Die Gesinnungsgenossen entsandten nun den weltgewandten Simón Bolívar nach England, um dort um Unterstützung für die antispanischen Rebellen zu bitten. Es war politisch eine vergebliche Reise, doch in Großbritannien lernte Bolívar Francisco de Miranda kennen, der sich schon früher für eine Befreiung Lateinamerikas von der spanischen Kolonialmacht mit Hilfe der europäischen Mächte eingesetzt hatte. Gemeinsam kehrten sie nach Venezuela zurück, Miranda wurde General in der Revolutionsarmee.
Am 5. Juli 1811 kam es zur Ausrufung einer unabhängigen Republik mit einer eigenständigen Verfassung. Miranda, im Besitz des Oberbefehls über die Armee, erhielt zu diesem Zeitpunkt diktatorische Vollmachten.
Nach einer verheerenden Niederlage der aufständischen Truppen gegen die Spanier bei Puerto Labello musste Miranda im Juli 1812 in San Mateo einen Waffenstillstand unterzeichnen. Bolívar und die anderen Anführer der Revolutionsarmee witterten Verrat und ließen sich dazu hinreißen, Miranda den Spaniern auszuliefern. Er starb in einem spanischen Gefängnis.

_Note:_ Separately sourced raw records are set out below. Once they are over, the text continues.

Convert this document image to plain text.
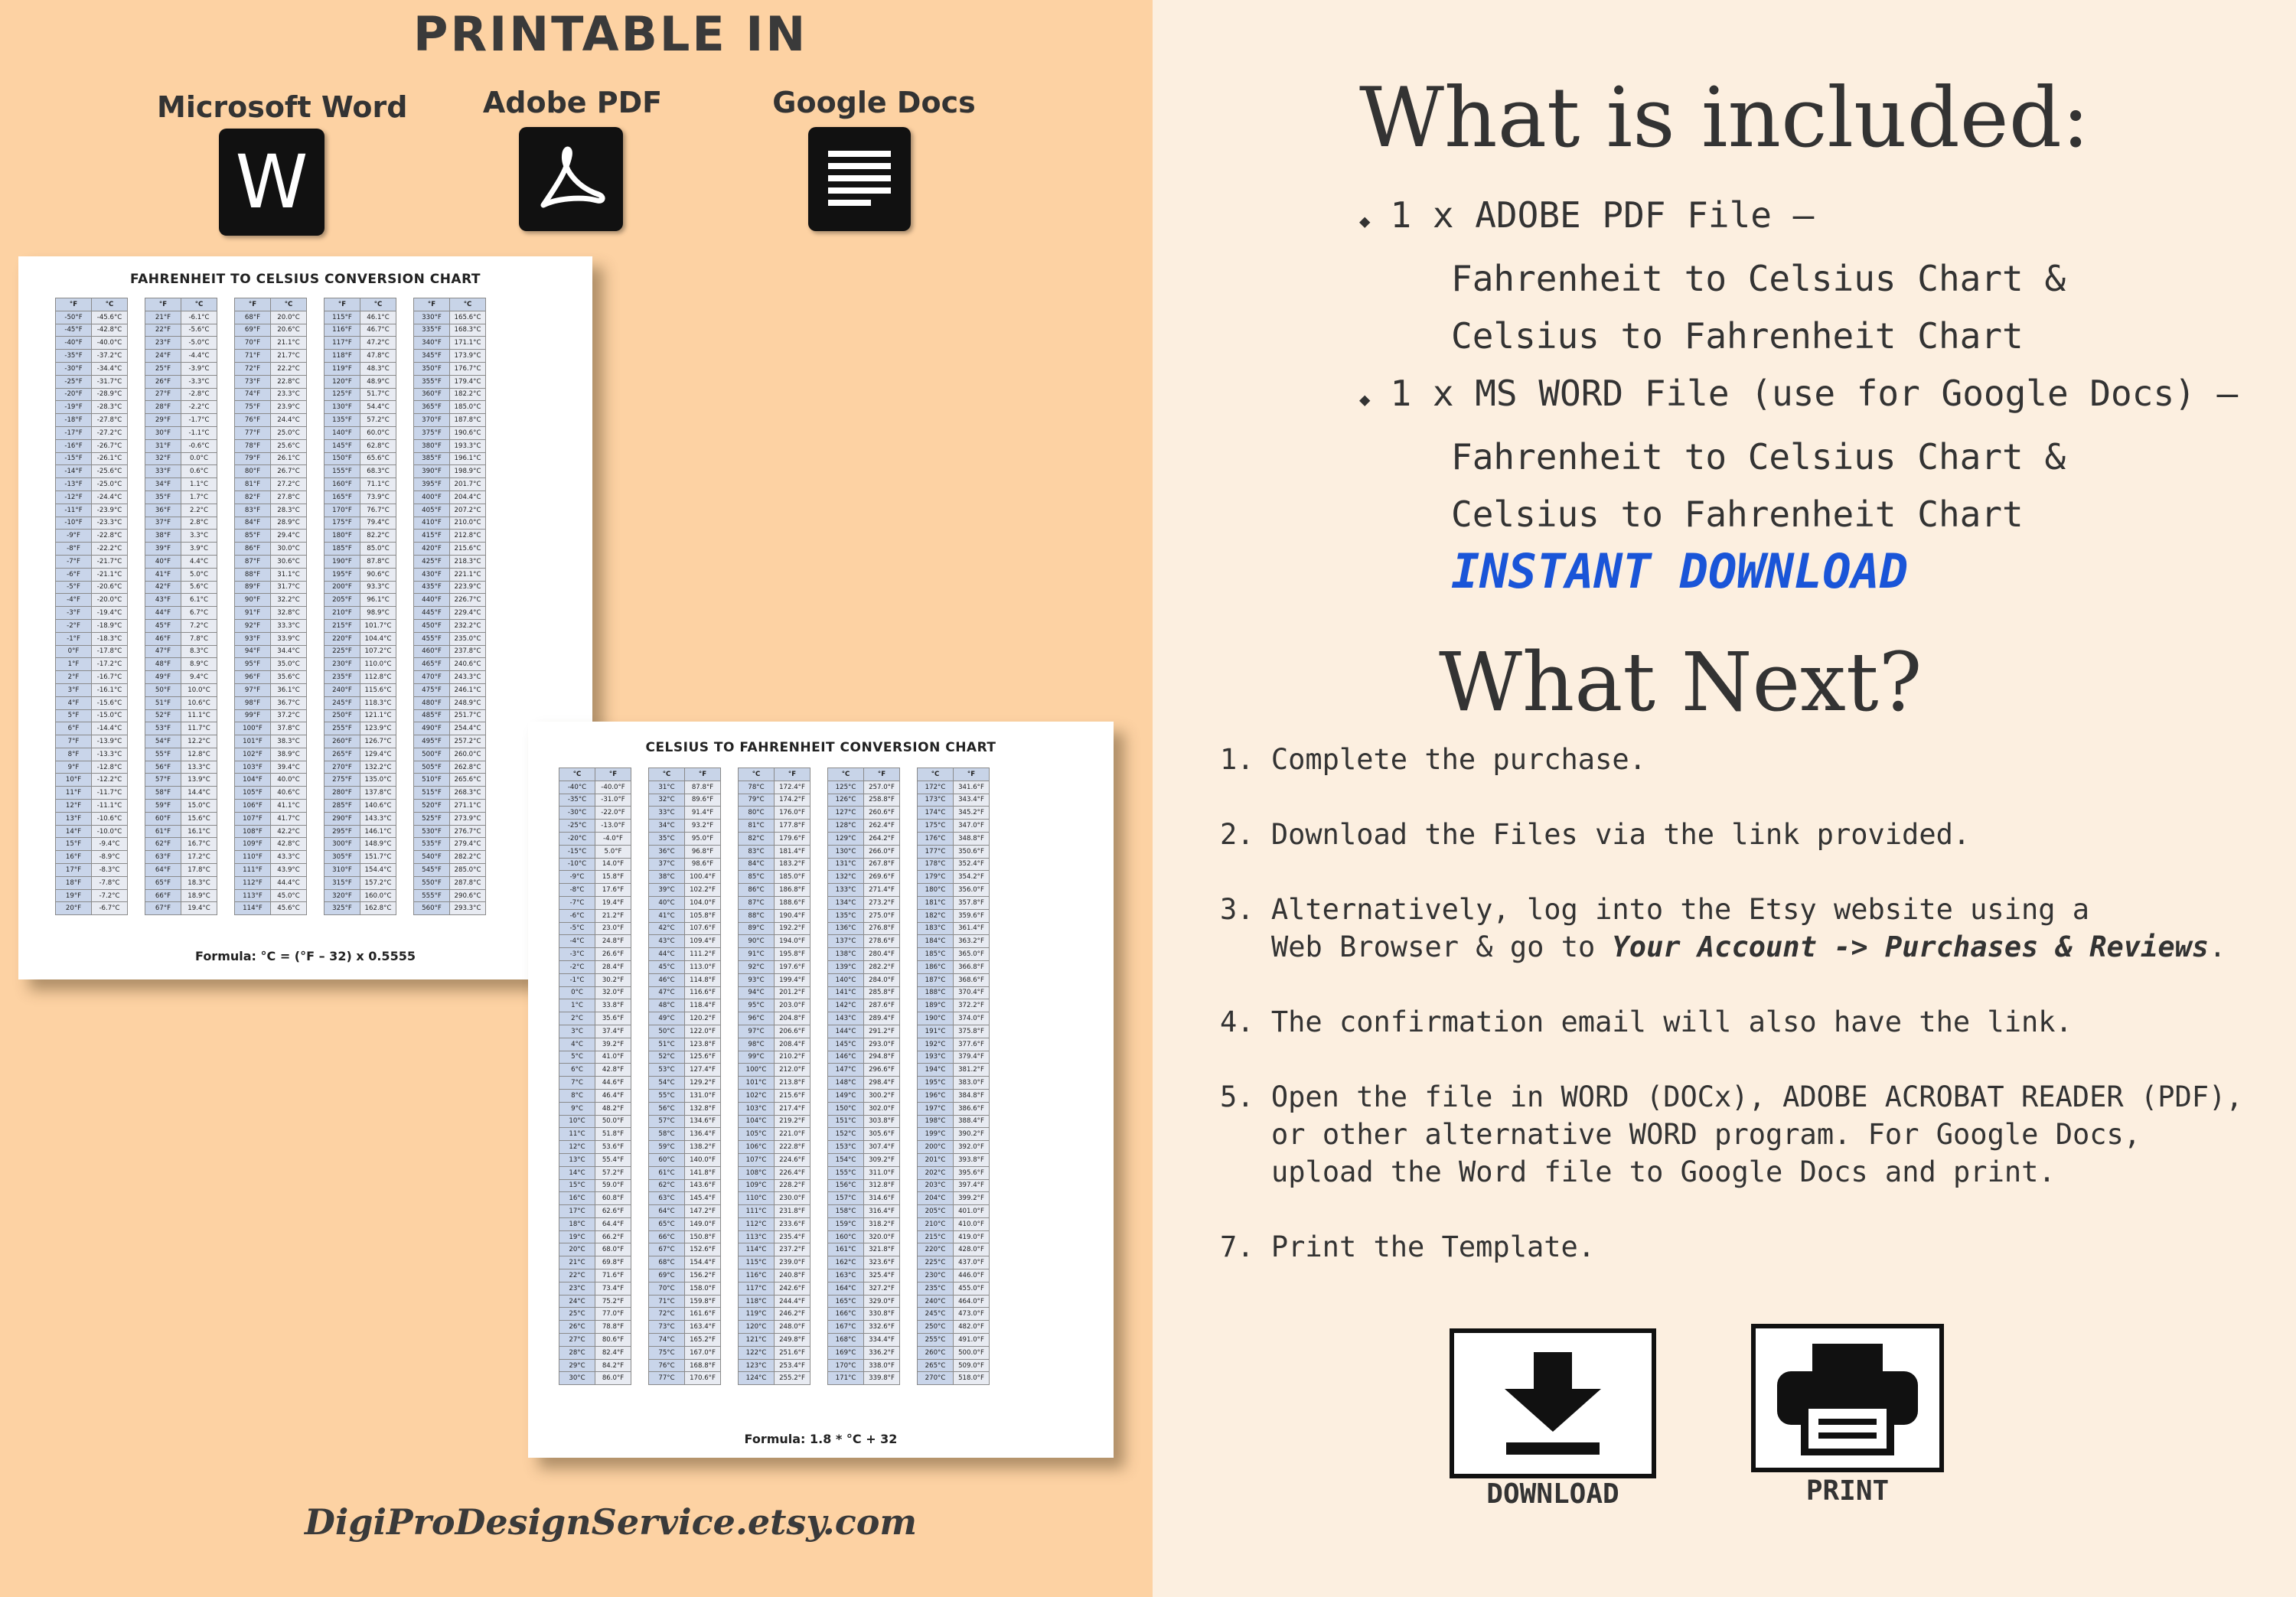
PRINTABLE IN
Microsoft Word	Adobe PDF	Google Docs
W
FAHRENHEIT TO CELSIUS CONVERSION CHART
°F	°C
-50°F	-45.6°C
-45°F	-42.8°C
-40°F	-40.0°C
-35°F	-37.2°C
-30°F	-34.4°C
-25°F	-31.7°C
-20°F	-28.9°C
-19°F	-28.3°C
-18°F	-27.8°C
-17°F	-27.2°C
-16°F	-26.7°C
-15°F	-26.1°C
-14°F	-25.6°C
-13°F	-25.0°C
-12°F	-24.4°C
-11°F	-23.9°C
-10°F	-23.3°C
-9°F	-22.8°C
-8°F	-22.2°C
-7°F	-21.7°C
-6°F	-21.1°C
-5°F	-20.6°C
-4°F	-20.0°C
-3°F	-19.4°C
-2°F	-18.9°C
-1°F	-18.3°C
0°F	-17.8°C
1°F	-17.2°C
2°F	-16.7°C
3°F	-16.1°C
4°F	-15.6°C
5°F	-15.0°C
6°F	-14.4°C
7°F	-13.9°C
8°F	-13.3°C
9°F	-12.8°C
10°F	-12.2°C
11°F	-11.7°C
12°F	-11.1°C
13°F	-10.6°C
14°F	-10.0°C
15°F	-9.4°C
16°F	-8.9°C
17°F	-8.3°C
18°F	-7.8°C
19°F	-7.2°C
20°F	-6.7°C
°F	°C
21°F	-6.1°C
22°F	-5.6°C
23°F	-5.0°C
24°F	-4.4°C
25°F	-3.9°C
26°F	-3.3°C
27°F	-2.8°C
28°F	-2.2°C
29°F	-1.7°C
30°F	-1.1°C
31°F	-0.6°C
32°F	0.0°C
33°F	0.6°C
34°F	1.1°C
35°F	1.7°C
36°F	2.2°C
37°F	2.8°C
38°F	3.3°C
39°F	3.9°C
40°F	4.4°C
41°F	5.0°C
42°F	5.6°C
43°F	6.1°C
44°F	6.7°C
45°F	7.2°C
46°F	7.8°C
47°F	8.3°C
48°F	8.9°C
49°F	9.4°C
50°F	10.0°C
51°F	10.6°C
52°F	11.1°C
53°F	11.7°C
54°F	12.2°C
55°F	12.8°C
56°F	13.3°C
57°F	13.9°C
58°F	14.4°C
59°F	15.0°C
60°F	15.6°C
61°F	16.1°C
62°F	16.7°C
63°F	17.2°C
64°F	17.8°C
65°F	18.3°C
66°F	18.9°C
67°F	19.4°C
°F	°C
68°F	20.0°C
69°F	20.6°C
70°F	21.1°C
71°F	21.7°C
72°F	22.2°C
73°F	22.8°C
74°F	23.3°C
75°F	23.9°C
76°F	24.4°C
77°F	25.0°C
78°F	25.6°C
79°F	26.1°C
80°F	26.7°C
81°F	27.2°C
82°F	27.8°C
83°F	28.3°C
84°F	28.9°C
85°F	29.4°C
86°F	30.0°C
87°F	30.6°C
88°F	31.1°C
89°F	31.7°C
90°F	32.2°C
91°F	32.8°C
92°F	33.3°C
93°F	33.9°C
94°F	34.4°C
95°F	35.0°C
96°F	35.6°C
97°F	36.1°C
98°F	36.7°C
99°F	37.2°C
100°F	37.8°C
101°F	38.3°C
102°F	38.9°C
103°F	39.4°C
104°F	40.0°C
105°F	40.6°C
106°F	41.1°C
107°F	41.7°C
108°F	42.2°C
109°F	42.8°C
110°F	43.3°C
111°F	43.9°C
112°F	44.4°C
113°F	45.0°C
114°F	45.6°C
°F	°C
115°F	46.1°C
116°F	46.7°C
117°F	47.2°C
118°F	47.8°C
119°F	48.3°C
120°F	48.9°C
125°F	51.7°C
130°F	54.4°C
135°F	57.2°C
140°F	60.0°C
145°F	62.8°C
150°F	65.6°C
155°F	68.3°C
160°F	71.1°C
165°F	73.9°C
170°F	76.7°C
175°F	79.4°C
180°F	82.2°C
185°F	85.0°C
190°F	87.8°C
195°F	90.6°C
200°F	93.3°C
205°F	96.1°C
210°F	98.9°C
215°F	101.7°C
220°F	104.4°C
225°F	107.2°C
230°F	110.0°C
235°F	112.8°C
240°F	115.6°C
245°F	118.3°C
250°F	121.1°C
255°F	123.9°C
260°F	126.7°C
265°F	129.4°C
270°F	132.2°C
275°F	135.0°C
280°F	137.8°C
285°F	140.6°C
290°F	143.3°C
295°F	146.1°C
300°F	148.9°C
305°F	151.7°C
310°F	154.4°C
315°F	157.2°C
320°F	160.0°C
325°F	162.8°C
°F	°C
330°F	165.6°C
335°F	168.3°C
340°F	171.1°C
345°F	173.9°C
350°F	176.7°C
355°F	179.4°C
360°F	182.2°C
365°F	185.0°C
370°F	187.8°C
375°F	190.6°C
380°F	193.3°C
385°F	196.1°C
390°F	198.9°C
395°F	201.7°C
400°F	204.4°C
405°F	207.2°C
410°F	210.0°C
415°F	212.8°C
420°F	215.6°C
425°F	218.3°C
430°F	221.1°C
435°F	223.9°C
440°F	226.7°C
445°F	229.4°C
450°F	232.2°C
455°F	235.0°C
460°F	237.8°C
465°F	240.6°C
470°F	243.3°C
475°F	246.1°C
480°F	248.9°C
485°F	251.7°C
490°F	254.4°C
495°F	257.2°C
500°F	260.0°C
505°F	262.8°C
510°F	265.6°C
515°F	268.3°C
520°F	271.1°C
525°F	273.9°C
530°F	276.7°C
535°F	279.4°C
540°F	282.2°C
545°F	285.0°C
550°F	287.8°C
555°F	290.6°C
560°F	293.3°C
Formula: °C = (°F – 32) x 0.5555
CELSIUS TO FAHRENHEIT CONVERSION CHART
°C	°F
-40°C	-40.0°F
-35°C	-31.0°F
-30°C	-22.0°F
-25°C	-13.0°F
-20°C	-4.0°F
-15°C	5.0°F
-10°C	14.0°F
-9°C	15.8°F
-8°C	17.6°F
-7°C	19.4°F
-6°C	21.2°F
-5°C	23.0°F
-4°C	24.8°F
-3°C	26.6°F
-2°C	28.4°F
-1°C	30.2°F
0°C	32.0°F
1°C	33.8°F
2°C	35.6°F
3°C	37.4°F
4°C	39.2°F
5°C	41.0°F
6°C	42.8°F
7°C	44.6°F
8°C	46.4°F
9°C	48.2°F
10°C	50.0°F
11°C	51.8°F
12°C	53.6°F
13°C	55.4°F
14°C	57.2°F
15°C	59.0°F
16°C	60.8°F
17°C	62.6°F
18°C	64.4°F
19°C	66.2°F
20°C	68.0°F
21°C	69.8°F
22°C	71.6°F
23°C	73.4°F
24°C	75.2°F
25°C	77.0°F
26°C	78.8°F
27°C	80.6°F
28°C	82.4°F
29°C	84.2°F
30°C	86.0°F
°C	°F
31°C	87.8°F
32°C	89.6°F
33°C	91.4°F
34°C	93.2°F
35°C	95.0°F
36°C	96.8°F
37°C	98.6°F
38°C	100.4°F
39°C	102.2°F
40°C	104.0°F
41°C	105.8°F
42°C	107.6°F
43°C	109.4°F
44°C	111.2°F
45°C	113.0°F
46°C	114.8°F
47°C	116.6°F
48°C	118.4°F
49°C	120.2°F
50°C	122.0°F
51°C	123.8°F
52°C	125.6°F
53°C	127.4°F
54°C	129.2°F
55°C	131.0°F
56°C	132.8°F
57°C	134.6°F
58°C	136.4°F
59°C	138.2°F
60°C	140.0°F
61°C	141.8°F
62°C	143.6°F
63°C	145.4°F
64°C	147.2°F
65°C	149.0°F
66°C	150.8°F
67°C	152.6°F
68°C	154.4°F
69°C	156.2°F
70°C	158.0°F
71°C	159.8°F
72°C	161.6°F
73°C	163.4°F
74°C	165.2°F
75°C	167.0°F
76°C	168.8°F
77°C	170.6°F
°C	°F
78°C	172.4°F
79°C	174.2°F
80°C	176.0°F
81°C	177.8°F
82°C	179.6°F
83°C	181.4°F
84°C	183.2°F
85°C	185.0°F
86°C	186.8°F
87°C	188.6°F
88°C	190.4°F
89°C	192.2°F
90°C	194.0°F
91°C	195.8°F
92°C	197.6°F
93°C	199.4°F
94°C	201.2°F
95°C	203.0°F
96°C	204.8°F
97°C	206.6°F
98°C	208.4°F
99°C	210.2°F
100°C	212.0°F
101°C	213.8°F
102°C	215.6°F
103°C	217.4°F
104°C	219.2°F
105°C	221.0°F
106°C	222.8°F
107°C	224.6°F
108°C	226.4°F
109°C	228.2°F
110°C	230.0°F
111°C	231.8°F
112°C	233.6°F
113°C	235.4°F
114°C	237.2°F
115°C	239.0°F
116°C	240.8°F
117°C	242.6°F
118°C	244.4°F
119°C	246.2°F
120°C	248.0°F
121°C	249.8°F
122°C	251.6°F
123°C	253.4°F
124°C	255.2°F
°C	°F
125°C	257.0°F
126°C	258.8°F
127°C	260.6°F
128°C	262.4°F
129°C	264.2°F
130°C	266.0°F
131°C	267.8°F
132°C	269.6°F
133°C	271.4°F
134°C	273.2°F
135°C	275.0°F
136°C	276.8°F
137°C	278.6°F
138°C	280.4°F
139°C	282.2°F
140°C	284.0°F
141°C	285.8°F
142°C	287.6°F
143°C	289.4°F
144°C	291.2°F
145°C	293.0°F
146°C	294.8°F
147°C	296.6°F
148°C	298.4°F
149°C	300.2°F
150°C	302.0°F
151°C	303.8°F
152°C	305.6°F
153°C	307.4°F
154°C	309.2°F
155°C	311.0°F
156°C	312.8°F
157°C	314.6°F
158°C	316.4°F
159°C	318.2°F
160°C	320.0°F
161°C	321.8°F
162°C	323.6°F
163°C	325.4°F
164°C	327.2°F
165°C	329.0°F
166°C	330.8°F
167°C	332.6°F
168°C	334.4°F
169°C	336.2°F
170°C	338.0°F
171°C	339.8°F
°C	°F
172°C	341.6°F
173°C	343.4°F
174°C	345.2°F
175°C	347.0°F
176°C	348.8°F
177°C	350.6°F
178°C	352.4°F
179°C	354.2°F
180°C	356.0°F
181°C	357.8°F
182°C	359.6°F
183°C	361.4°F
184°C	363.2°F
185°C	365.0°F
186°C	366.8°F
187°C	368.6°F
188°C	370.4°F
189°C	372.2°F
190°C	374.0°F
191°C	375.8°F
192°C	377.6°F
193°C	379.4°F
194°C	381.2°F
195°C	383.0°F
196°C	384.8°F
197°C	386.6°F
198°C	388.4°F
199°C	390.2°F
200°C	392.0°F
201°C	393.8°F
202°C	395.6°F
203°C	397.4°F
204°C	399.2°F
205°C	401.0°F
210°C	410.0°F
215°C	419.0°F
220°C	428.0°F
225°C	437.0°F
230°C	446.0°F
235°C	455.0°F
240°C	464.0°F
245°C	473.0°F
250°C	482.0°F
255°C	491.0°F
260°C	500.0°F
265°C	509.0°F
270°C	518.0°F
Formula: 1.8 * °C + 32
DigiProDesignService.etsy.com
What is included:
◆ 1 x ADOBE PDF File –
Fahrenheit to Celsius Chart &
Celsius to Fahrenheit Chart
◆ 1 x MS WORD File (use for Google Docs) –
Fahrenheit to Celsius Chart &
Celsius to Fahrenheit Chart
INSTANT DOWNLOAD
What Next?
1. Complete the purchase.
2. Download the Files via the link provided.
3. Alternatively, log into the Etsy website using a
Web Browser & go to Your Account -> Purchases & Reviews.
4. The confirmation email will also have the link.
5. Open the file in WORD (DOCx), ADOBE ACROBAT READER (PDF),
or other alternative WORD program. For Google Docs,
upload the Word file to Google Docs and print.
7. Print the Template.
DOWNLOAD	PRINT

Bolívar zog sich mit seinen Anhängern nach Cartagena in Neu Granada, heute Kolumbien, zurück, wo er wieder eine Armee aufstellte. In Cartagena verfasste er das »Manifiesto di Cartagena«, einen leidenschaftlichen Aufruf zur Beseitigung der spanischen Kolonialherrschaft. 1813 kehrte er nach Caracas zurück und stürzte die Royalisten. Unter frenetischem Jubel wurde Bolívar zum »Libertador« und Diktator ernannte, doch die Royalisten gewannen schnell wieder die Oberhand, und er musste neuerlich fliehen, diesmal nach Jamaika und schließlich nach Haiti. In Jamaika hatte er »La Carta de Jamaica« geschrieben, einen Brief, in dem er seine politischen Visionen von einem geeinten, von der spanischen Herrschaft befreiten Südamerika darlegte. Als ideale Staatsform betrachtete er die konstitutionelle Republik, nach britischem Vorbild mit einem erblichen Oberhaus, einem gewählten Unterhaus und – auf sich persönlich zugeschnitten – einem Präsidenten auf Lebenszeit.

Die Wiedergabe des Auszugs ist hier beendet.